The point to all this is I have tried it all, but once I was willing to take a hard look at the medical literature and a
was just willing to experiment with something different I have been able to make a dramatic change in myself, friends, family, and patients. Injections are great but I just don't have the issues with my
patients now that I used to have
 
I'm another example like Vince Carter, I'm a low SHBG guy and it doesn't matter if my Tot E2 is high my SHBG just doesn't follow, I have been really thought through my TRT from start till now and E2 seems to be what the issue is, when I'm about 50 I really start to feel "crazy" agitated etc, last summer I couldn't handle the heat and I was constantly face bloated and lethargic moody at all time, beside I realized even when e2 have been lower then 40/50, I would complain about some water retention hot flashes etc...
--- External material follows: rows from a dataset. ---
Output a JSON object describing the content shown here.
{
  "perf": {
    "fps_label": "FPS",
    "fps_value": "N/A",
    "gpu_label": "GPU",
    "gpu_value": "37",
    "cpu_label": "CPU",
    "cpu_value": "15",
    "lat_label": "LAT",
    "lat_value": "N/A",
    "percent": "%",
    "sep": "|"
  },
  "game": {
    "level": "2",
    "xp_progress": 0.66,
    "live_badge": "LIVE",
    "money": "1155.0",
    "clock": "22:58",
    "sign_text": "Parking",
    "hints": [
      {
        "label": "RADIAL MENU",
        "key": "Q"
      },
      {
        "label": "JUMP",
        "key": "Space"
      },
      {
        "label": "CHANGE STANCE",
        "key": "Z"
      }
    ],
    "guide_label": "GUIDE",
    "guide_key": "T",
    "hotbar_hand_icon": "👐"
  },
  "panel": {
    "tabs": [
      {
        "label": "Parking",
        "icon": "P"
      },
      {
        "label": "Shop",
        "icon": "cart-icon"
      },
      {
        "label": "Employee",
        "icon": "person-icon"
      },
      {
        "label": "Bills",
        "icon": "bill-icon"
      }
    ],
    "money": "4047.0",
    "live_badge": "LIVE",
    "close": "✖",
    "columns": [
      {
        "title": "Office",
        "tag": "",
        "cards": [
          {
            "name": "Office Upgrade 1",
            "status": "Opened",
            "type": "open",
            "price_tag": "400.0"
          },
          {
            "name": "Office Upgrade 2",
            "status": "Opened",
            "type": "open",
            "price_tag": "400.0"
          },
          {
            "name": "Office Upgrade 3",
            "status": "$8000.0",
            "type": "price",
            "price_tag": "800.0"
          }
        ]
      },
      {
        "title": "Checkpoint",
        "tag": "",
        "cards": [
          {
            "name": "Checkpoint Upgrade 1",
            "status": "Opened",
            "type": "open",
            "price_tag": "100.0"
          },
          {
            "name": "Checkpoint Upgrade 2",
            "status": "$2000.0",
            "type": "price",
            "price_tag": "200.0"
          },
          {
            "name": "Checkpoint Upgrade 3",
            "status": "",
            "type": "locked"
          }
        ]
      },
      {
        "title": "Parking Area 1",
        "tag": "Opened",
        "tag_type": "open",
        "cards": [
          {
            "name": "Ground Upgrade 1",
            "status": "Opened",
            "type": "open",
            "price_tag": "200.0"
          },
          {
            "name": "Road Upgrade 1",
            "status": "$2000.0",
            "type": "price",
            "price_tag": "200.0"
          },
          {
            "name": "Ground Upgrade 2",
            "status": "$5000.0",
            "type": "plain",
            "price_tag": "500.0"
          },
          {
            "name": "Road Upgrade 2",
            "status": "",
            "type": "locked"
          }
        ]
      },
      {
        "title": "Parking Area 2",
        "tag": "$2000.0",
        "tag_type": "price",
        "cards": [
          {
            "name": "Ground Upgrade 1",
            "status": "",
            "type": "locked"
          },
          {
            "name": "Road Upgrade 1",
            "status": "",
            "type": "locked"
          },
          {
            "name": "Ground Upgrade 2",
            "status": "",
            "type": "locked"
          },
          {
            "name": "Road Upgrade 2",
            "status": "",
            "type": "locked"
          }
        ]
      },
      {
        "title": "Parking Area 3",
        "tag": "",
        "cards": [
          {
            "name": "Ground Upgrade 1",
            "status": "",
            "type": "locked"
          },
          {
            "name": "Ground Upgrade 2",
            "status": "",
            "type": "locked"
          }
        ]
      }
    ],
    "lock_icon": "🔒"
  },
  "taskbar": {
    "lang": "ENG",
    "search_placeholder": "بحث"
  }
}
Doc Nicholas what is your take on low SHBG guy and estrogen? I just understood that Low SHBG guys, beside a higher FT may also have an elevated F Estadiol

of course I understand by now that you would treat with an AI someone making my complains, although I thought have been a bit too laud at the beginning about the fact to not treating E2
If you don't mind me asking but what other hormones are you on and any other medical conditions? Body weight etc..?
 
He has them applying it twice a day if I understand correctly. That's why they say high free t all day and night. I'm curious too his opinions on frequency and dosing if doing injections is the only option your Dr can provide us. I think I'm his practice though he has no one on injections because he said after switching to the cream he uses no one has wanted to go back to injections. I gathered that he was only stating IF they wanted injections he wouldn't refuse them. Again just my interpretation I'm sure he can clear that up. But yeah like you I would be interested to hear how he would do injections based trt if the patient prefers it.
You are absolutely correct. I prefer a man get T anyway he can vs being without it.